Концептуально-методологическим противовесом такому взгляду на “мягкую силу” можно считать подход, предлагающий рассматривать ее в фокусе глобальных социально-политических, экономических и культурных процессов, формирующих новую, в корне отличную от предыдущих, систему мировой политики, где классические иерархические модели взаимоотношений между политическими акторами начинают уступать место сетевым структурам[29].

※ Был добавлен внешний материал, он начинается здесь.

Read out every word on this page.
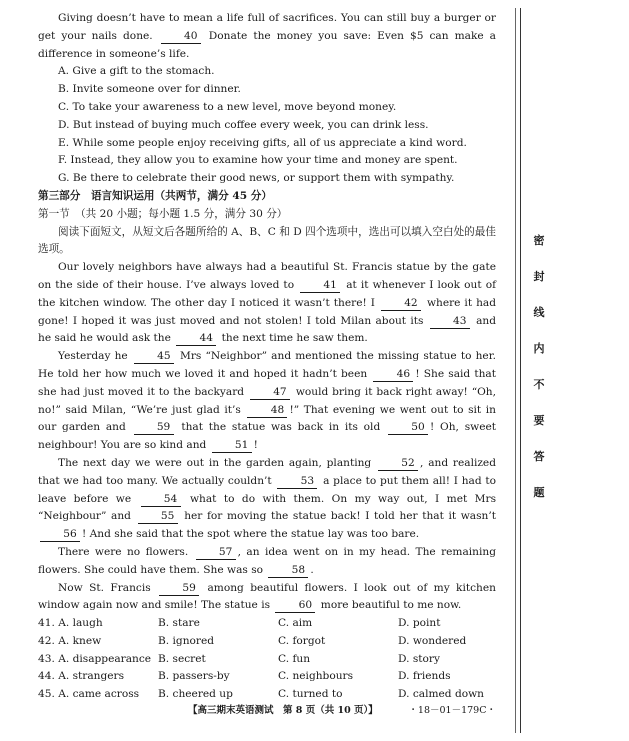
Giving doesn’t have to mean a life full of sacrifices. You can still buy a burger or get your nails done.	40 Donate the money you save: Even $5 can make a difference in someone’s life.

A. Give a gift to the stomach.

B. Invite someone over for dinner.

C. To take your awareness to a new level, move beyond money.

D. But instead of buying much coffee every week, you can drink less.

E. While some people enjoy receiving gifts, all of us appreciate a kind word.

F. Instead, they allow you to examine how your time and money are spent.

G. Be there to celebrate their good news, or support them with sympathy.

第三部分　语言知识运用（共两节，满分 45 分）

第一节　（共 20 小题；每小题 1.5 分，满分 30 分）

阅读下面短文，从短文后各题所给的 A、B、C 和 D 四个选项中，选出可以填入空白处的最佳选项。

Our lovely neighbors have always had a beautiful St. Francis statue by the gate on the side of their house. I’ve always loved to	41 at it whenever I look out of the kitchen window. The other day I noticed it wasn’t there! I	42 where it had gone! I hoped it was just moved and not stolen! I told Milan about its	43 and he said he would ask the	44 the next time he saw them.

Yesterday he	45 Mrs “Neighbor” and mentioned the missing statue to her. He told her how much we loved it and hoped it hadn’t been	46 ! She said that she had just moved it to the backyard	47 would bring it back right away! “Oh, no!” said Milan, “We’re just glad it’s	48 !” That evening we went out to sit in our garden and	59 that the statue was back in its old	50 ! Oh, sweet neighbour! You are so kind and	51 !

The next day we were out in the garden again, planting	52 , and realized that we had too many. We actually couldn’t	53 a place to put them all! I had to leave before we	54 what to do with them. On my way out, I met Mrs “Neighbour” and	55 her for moving the statue back! I told her that it wasn’t 56 ! And she said that the spot where the statue lay was too bare.

There were no flowers.	57 , an idea went on in my head. The remaining flowers. She could have them. She was so	58 .

Now St. Francis	59 among beautiful flowers. I look out of my kitchen window again now and smile! The statue is	60 more beautiful to me now.

41. A. laugh	B. stare	C. aim	D. point
42. A. knew	B. ignored	C. forgot	D. wondered
43. A. disappearance B. secret	C. fun	D. story
44. A. strangers	B. passers-by	C. neighbours	D. friends
45. A. came across	B. cheered up	C. turned to	D. calmed down
【高三期末英语测试　第 8 页（共 10 页）】	・18－01－179C・
密
封
线
内
不
要
答
题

Никто не ставит под сомнение необходимость использования культуры в качестве объекта и средства достижения основополагающих целей внешней политики государства, выражения его национальных интересов, создания благоприятного образа страны за рубежом. Но практические выводы, которые делают из этой очевидности отдельные авторы, несут на себе отчетливо выраженный отпечаток необоснованной парадоксальности;
когда они подчеркивают, что культура, будучи одним из инструментов внешней политики государства, “может оказывать дестабилизирующее воздействие как на состояние международной системы в целом, так и на характер межгосударственных отношений в частности”[30].
Некоторые авторы, укрупняя проблемный формат исследования концепта “мягкая сила”, выступают с критикой его редуцированной трактовки в целом. Так, С. Песцов и А. Бобыло в качестве альтернативы предлагают рассматривать “мягкую силу” как развернутую схему, охватывающую весь процесс ее реализации. Прежде всего, они выделяют в нем “источники” (или “ресурсы”) “мягкой силы”, к которым относятся национальное достояние, в значимой степени не зависящее от текущих действий государства (культура), а также поведение и действия государства внутри и за пределами национальных границ (политика и дипломатия). Трансформация ресурсов “мягкой силы” в активы осуществляется посредством “механизма конвертации”, который является следующим важным компонентом “мягкой силы”. Составные части этого механизма – “технические средства” (финансы, инфраструктура, каналы коммуникации) и “технологии”, то есть согласованные наборы операций и действий, предназначенные для решения конкретных задач и достижения соответствующих целей. И, наконец, отнюдь не последний по значимости элемент “мягкой силы” – “инструменты”, то есть все рычаги, с помощью которых обеспечивается конкретная привлекательность страны (ее “образ”, “имидж” и “присутствие”).
Такая исследовательская логика естественным образом ведет к переносу внимания с актора-субъекта на актор(ы) – цель(и), с усилий, направленных на вызов желаемой реакции, собственно к самой реакции и ответным действиям. В этой связи большое значение придается такому показателю, как “промежуточные эффекты”, результативность которых характеризуют “репутация” и “осведомленность”. Последняя специфицируется как результат усилий, связанных с обеспечением и расширением присутствия, как общий уровень известности страны-субъекта и отдельных ее характеристик, потенциально способных выступить в качестве источников “мягкой силы” для внешней (целевой) аудитории. “Осведомленность и репутация в качестве промежуточных эффектов, по сути, являются связующим звеном между государством-субъектом и целевым государством или государством-реципиентом”[31]. Но, поскольку ими не исчерпываются взаимодействия в реальной мировой политике, где существует множество перекрещивающихся контактов, то следующим звеном логической цепи выделяется “механизм селекции”, то есть совокупность рациональных и эмоциональных, сознательных и интуитивных процедур и инструментов отбора внешних воздействий. Завершает эту концептуальную схему “конечный результат”, под которым подразумевается собственно внешняя активность реципиента(-ов).